Welcome to Chalmers AI Research Center, CHAIR and an AI Talks with Arthur Gretton: Critics for generative adversarial networks: results and conjectures
Generative adversarial networks (GANs) use neural networks as generative models, creating realistic images that mimic real-life reference samples (for instance, images of faces, bedrooms, and more). These networks require an adaptive critic function while training, to teach the generator network how to improve its performance. To achieve this, the critic needs to measure how close generated samples are to true samples, and to provide a useful gradient signal the generator network.

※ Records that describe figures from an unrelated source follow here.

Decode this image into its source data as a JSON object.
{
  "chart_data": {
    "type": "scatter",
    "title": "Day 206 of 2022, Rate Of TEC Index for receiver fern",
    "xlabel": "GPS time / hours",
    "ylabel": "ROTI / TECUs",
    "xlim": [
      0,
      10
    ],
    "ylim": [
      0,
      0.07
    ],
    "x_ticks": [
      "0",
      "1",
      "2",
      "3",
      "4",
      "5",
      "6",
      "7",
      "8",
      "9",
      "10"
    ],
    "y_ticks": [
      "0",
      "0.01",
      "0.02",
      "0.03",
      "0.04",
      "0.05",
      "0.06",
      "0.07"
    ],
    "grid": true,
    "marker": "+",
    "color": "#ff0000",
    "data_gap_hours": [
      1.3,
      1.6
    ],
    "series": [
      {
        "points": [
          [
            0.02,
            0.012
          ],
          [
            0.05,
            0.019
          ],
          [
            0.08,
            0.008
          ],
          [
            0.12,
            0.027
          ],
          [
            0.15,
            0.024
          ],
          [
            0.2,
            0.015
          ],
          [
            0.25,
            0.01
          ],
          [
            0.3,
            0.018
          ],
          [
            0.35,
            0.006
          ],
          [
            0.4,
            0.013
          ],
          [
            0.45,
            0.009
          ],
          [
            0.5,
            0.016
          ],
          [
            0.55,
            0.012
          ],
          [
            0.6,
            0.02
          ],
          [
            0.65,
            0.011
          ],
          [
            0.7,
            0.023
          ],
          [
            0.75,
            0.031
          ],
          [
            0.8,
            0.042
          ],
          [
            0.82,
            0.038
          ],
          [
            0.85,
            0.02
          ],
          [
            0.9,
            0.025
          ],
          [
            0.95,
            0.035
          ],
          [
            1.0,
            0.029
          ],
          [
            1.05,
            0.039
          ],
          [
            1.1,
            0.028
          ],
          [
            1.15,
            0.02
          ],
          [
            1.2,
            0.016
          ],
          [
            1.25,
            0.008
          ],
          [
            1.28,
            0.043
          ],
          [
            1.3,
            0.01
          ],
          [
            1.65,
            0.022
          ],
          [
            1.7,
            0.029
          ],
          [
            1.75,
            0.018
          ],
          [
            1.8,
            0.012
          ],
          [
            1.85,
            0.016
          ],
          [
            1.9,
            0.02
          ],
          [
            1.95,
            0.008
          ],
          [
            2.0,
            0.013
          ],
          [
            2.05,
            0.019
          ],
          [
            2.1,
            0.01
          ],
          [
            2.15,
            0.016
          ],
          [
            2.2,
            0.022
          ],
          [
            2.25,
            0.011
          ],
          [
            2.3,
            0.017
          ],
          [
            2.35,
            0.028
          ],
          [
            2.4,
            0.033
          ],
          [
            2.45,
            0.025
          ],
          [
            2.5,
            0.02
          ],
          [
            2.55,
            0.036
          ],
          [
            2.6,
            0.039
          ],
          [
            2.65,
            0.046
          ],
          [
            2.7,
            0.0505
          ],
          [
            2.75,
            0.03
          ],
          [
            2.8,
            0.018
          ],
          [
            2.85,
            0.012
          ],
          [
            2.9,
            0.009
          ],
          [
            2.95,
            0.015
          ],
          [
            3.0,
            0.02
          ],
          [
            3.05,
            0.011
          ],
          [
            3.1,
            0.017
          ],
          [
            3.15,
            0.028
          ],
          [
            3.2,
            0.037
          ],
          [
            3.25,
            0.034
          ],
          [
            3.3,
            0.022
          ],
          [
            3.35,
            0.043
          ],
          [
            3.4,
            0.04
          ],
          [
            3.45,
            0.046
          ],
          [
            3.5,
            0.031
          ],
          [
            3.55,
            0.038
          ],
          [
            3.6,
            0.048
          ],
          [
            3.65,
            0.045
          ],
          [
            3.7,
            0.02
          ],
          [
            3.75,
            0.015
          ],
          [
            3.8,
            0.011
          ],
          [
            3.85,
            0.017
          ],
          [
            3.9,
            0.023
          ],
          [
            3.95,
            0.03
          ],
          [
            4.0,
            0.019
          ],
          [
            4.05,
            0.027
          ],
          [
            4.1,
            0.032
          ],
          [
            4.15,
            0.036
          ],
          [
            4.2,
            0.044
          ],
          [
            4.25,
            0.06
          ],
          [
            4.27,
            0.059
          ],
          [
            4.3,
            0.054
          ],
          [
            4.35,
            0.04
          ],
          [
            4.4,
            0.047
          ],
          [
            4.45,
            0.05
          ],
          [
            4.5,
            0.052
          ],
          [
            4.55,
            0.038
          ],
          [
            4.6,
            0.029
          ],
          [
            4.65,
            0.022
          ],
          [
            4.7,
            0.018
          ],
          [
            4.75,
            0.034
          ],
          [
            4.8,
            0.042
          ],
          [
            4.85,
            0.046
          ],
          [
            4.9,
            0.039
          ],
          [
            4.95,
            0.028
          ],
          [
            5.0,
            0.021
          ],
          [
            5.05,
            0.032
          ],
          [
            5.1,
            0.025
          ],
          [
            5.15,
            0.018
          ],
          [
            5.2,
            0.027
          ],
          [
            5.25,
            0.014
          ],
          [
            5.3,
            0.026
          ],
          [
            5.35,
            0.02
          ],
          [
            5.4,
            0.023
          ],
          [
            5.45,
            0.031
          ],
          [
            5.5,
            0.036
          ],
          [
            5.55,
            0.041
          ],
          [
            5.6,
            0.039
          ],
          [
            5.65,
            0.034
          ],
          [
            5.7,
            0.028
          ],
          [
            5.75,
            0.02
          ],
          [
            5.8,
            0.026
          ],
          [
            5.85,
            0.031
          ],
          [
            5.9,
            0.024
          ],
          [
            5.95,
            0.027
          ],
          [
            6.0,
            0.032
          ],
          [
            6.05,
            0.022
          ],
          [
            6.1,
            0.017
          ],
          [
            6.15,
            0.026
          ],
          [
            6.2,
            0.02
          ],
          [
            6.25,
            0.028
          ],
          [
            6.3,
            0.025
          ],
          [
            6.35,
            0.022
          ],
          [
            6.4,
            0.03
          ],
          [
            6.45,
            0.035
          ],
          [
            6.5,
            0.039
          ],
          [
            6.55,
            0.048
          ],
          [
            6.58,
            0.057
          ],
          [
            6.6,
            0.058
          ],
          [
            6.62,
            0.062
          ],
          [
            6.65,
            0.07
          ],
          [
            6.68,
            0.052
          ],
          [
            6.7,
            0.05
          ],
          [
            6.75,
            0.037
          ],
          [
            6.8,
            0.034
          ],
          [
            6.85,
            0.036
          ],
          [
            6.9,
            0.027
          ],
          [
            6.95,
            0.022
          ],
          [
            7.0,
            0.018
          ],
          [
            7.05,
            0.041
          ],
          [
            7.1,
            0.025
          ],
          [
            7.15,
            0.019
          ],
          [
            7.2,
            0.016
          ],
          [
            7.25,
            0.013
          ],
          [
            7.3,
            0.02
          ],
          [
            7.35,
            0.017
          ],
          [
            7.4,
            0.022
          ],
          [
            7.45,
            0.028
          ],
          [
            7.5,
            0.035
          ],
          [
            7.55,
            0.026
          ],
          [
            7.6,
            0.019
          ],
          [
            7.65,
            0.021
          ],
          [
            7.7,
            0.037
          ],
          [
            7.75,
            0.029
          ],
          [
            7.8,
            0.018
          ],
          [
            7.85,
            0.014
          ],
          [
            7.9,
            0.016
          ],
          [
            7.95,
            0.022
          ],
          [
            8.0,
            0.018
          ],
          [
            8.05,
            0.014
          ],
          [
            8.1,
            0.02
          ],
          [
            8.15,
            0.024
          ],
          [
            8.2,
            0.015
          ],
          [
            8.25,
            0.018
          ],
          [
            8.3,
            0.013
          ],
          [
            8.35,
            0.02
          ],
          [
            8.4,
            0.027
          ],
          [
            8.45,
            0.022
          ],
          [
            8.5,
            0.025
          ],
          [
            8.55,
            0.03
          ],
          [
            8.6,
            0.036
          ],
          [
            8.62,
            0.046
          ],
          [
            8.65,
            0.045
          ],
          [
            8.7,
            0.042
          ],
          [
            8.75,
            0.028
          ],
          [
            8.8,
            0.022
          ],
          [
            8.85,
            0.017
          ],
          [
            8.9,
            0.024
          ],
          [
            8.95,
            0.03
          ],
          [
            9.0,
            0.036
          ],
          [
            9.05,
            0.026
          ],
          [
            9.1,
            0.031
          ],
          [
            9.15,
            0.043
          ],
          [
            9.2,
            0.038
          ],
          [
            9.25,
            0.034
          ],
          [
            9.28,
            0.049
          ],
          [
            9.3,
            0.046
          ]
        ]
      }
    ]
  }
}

I will explore the design of critic functions for GANs, including f-divergences as used in the original GAN design, and integral probability metrics (such as the Maximum Mean Discrepancy) as used in later GANs. I will provide some observations and conjectures on critic design: in particular, a problem-specific critic seems to be helpful, and the critic needs to be deliberately weakened to ensure good GAN performance.
Arthur Gretton is a Professor with the Gatsby Computational Neuroscience Unit, and director of the Centre for Computational Statistics and Machine Learning (CSML) at UCL. He received degrees in Physics and Systems Engineering from the Australian National University, and a PhD with Microsoft Research and the Signal Processing and Communications Laboratory at the University of Cambridge. He previously worked at the MPI for Biological Cybernetics, and at the Machine Learning Department, Carnegie Mellon University.
Arthur's recent research interests in machine learning include the design and training of generative models, both implicit (e.g. GANs) and explicit (high/infinite dimensional exponential family models), nonparametric hypothesis testing, and kernel methods.